Jongo da Serrinha e Casa de Samba Candongueiro são reconhecidos como patrimônios culturais do Rio de Janeiro

Jongo da Serrinha e Casa de Samba Candongueiro

O Jongo da Serrinha e a Casa de Samba Candongueiro agora fazem parte oficialmente do patrimônio cultural do Estado do Rio de Janeiro. As leis que reconhecem as duas expressões foram sancionadas pelo governador Cláudio Castro e publicadas no Diário Oficial desta sexta-feira (9), reforçando o compromisso do governo estadual com a preservação das manifestações afro-brasileiras e do samba de raiz.

A Lei nº 10.992/2025 declara o Jongo da Serrinha como patrimônio cultural imaterial do Estado.

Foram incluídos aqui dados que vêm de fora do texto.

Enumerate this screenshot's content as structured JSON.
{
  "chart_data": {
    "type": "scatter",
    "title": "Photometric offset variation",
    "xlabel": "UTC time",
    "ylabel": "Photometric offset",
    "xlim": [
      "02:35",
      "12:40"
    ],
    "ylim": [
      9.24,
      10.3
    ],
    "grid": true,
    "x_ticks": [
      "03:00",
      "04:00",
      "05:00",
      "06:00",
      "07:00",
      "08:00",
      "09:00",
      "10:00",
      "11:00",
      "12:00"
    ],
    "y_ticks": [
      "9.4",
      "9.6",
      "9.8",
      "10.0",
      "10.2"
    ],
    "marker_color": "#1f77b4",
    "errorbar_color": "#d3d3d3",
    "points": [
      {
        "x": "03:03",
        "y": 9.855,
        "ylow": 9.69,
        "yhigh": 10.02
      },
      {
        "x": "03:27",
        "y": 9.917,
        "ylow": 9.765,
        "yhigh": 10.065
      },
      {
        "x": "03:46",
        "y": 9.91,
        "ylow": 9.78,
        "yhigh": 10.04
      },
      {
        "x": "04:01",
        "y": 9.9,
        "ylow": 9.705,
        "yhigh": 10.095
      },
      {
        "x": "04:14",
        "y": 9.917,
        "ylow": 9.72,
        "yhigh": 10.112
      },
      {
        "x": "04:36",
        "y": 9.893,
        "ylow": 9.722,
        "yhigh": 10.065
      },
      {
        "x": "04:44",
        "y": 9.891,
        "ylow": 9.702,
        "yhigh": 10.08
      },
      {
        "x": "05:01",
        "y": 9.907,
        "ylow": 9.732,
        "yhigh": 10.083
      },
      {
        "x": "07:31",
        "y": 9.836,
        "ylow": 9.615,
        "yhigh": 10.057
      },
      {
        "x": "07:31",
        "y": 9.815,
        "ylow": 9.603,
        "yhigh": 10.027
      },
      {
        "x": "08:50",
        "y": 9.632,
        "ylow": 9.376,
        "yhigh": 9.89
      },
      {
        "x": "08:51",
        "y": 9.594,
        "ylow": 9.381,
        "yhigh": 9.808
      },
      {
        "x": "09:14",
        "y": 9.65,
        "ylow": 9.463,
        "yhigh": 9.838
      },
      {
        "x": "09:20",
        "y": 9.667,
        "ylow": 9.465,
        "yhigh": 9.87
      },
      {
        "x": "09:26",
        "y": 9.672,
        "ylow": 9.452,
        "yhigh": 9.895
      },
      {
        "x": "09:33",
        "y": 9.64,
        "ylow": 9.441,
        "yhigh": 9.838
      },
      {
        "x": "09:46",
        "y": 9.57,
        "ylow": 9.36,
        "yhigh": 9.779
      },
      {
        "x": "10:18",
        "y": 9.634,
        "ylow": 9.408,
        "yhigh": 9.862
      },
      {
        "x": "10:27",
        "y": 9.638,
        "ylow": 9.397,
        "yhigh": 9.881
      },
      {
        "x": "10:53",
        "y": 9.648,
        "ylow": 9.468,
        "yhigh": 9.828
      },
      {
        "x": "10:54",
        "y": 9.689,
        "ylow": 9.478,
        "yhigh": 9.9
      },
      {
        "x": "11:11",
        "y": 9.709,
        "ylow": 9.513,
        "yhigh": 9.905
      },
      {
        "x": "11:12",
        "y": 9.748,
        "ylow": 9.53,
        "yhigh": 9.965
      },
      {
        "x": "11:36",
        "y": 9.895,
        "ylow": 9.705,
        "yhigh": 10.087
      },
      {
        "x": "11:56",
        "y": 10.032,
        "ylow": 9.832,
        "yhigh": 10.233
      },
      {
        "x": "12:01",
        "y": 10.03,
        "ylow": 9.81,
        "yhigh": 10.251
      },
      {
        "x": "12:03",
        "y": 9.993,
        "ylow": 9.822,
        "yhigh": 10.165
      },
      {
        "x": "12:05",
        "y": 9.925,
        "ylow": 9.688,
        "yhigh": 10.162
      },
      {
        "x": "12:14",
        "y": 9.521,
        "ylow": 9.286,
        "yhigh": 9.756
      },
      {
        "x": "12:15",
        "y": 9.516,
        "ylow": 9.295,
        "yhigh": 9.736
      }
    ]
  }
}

O texto destaca o valor histórico e simbólico da manifestação, reconhecida como uma das mais antigas expressões da cultura afro-brasileira e precursora direta do samba carioca. A medida tem como objetivo preservar e difundir essa tradição, garantindo respaldo institucional para ações de valorização e salvaguarda.

Raiz e resistência em Madureira

Originado nas comunidades negras do Rio de Janeiro no século XIX, o Jongo da Serrinha nasceu como forma de resistência cultural e espiritual. Em Madureira, o jongo se transformou em símbolo da identidade afro-brasileira, influenciando diretamente o samba e outras vertentes da música popular. Com o reconhecimento oficial, o Estado poderá desenvolver projetos de apoio, registro e transmissão dessa herança para novas gerações.

Candongueiro: a casa do samba em Niterói

Também sancionada nesta sexta-feira, a Lei nº 10.993/2025 reconhece a Casa de Samba Candongueiro, localizada em Pendotiba, Niterói, como patrimônio cultural material do Rio de Janeiro. O espaço é referência na formação de sambistas e na realização de rodas de samba e eventos voltados à cultura popular.

O Candongueiro se tornou um ponto de encontro de artistas, compositores e amantes do samba de raiz. Sua trajetória se confunde com a história recente da música fluminense, abrigando gerações de músicos e fortalecendo a convivência comunitária por meio da arte.

Valorização da cultura popular fluminense

Ao sancionar as leis, o governador Cláudio Castro ressaltou a importância de políticas públicas que reforcem a preservação da memória coletiva e das tradições afro-brasileiras. “Preservar o samba, o jongo e seus espaços de origem é preservar a alma cultural do nosso Estado. Essas manifestações são parte viva da nossa identidade”, afirmou em nota.

As medidas se somam a outras iniciativas do governo fluminense voltadas à valorização da cultura popular, especialmente nas regiões que deram origem ao samba e ao jongo. Com os novos reconhecimentos, o Estado do Rio reafirma seu papel como berço de expressões culturais que moldaram a identidade brasileira.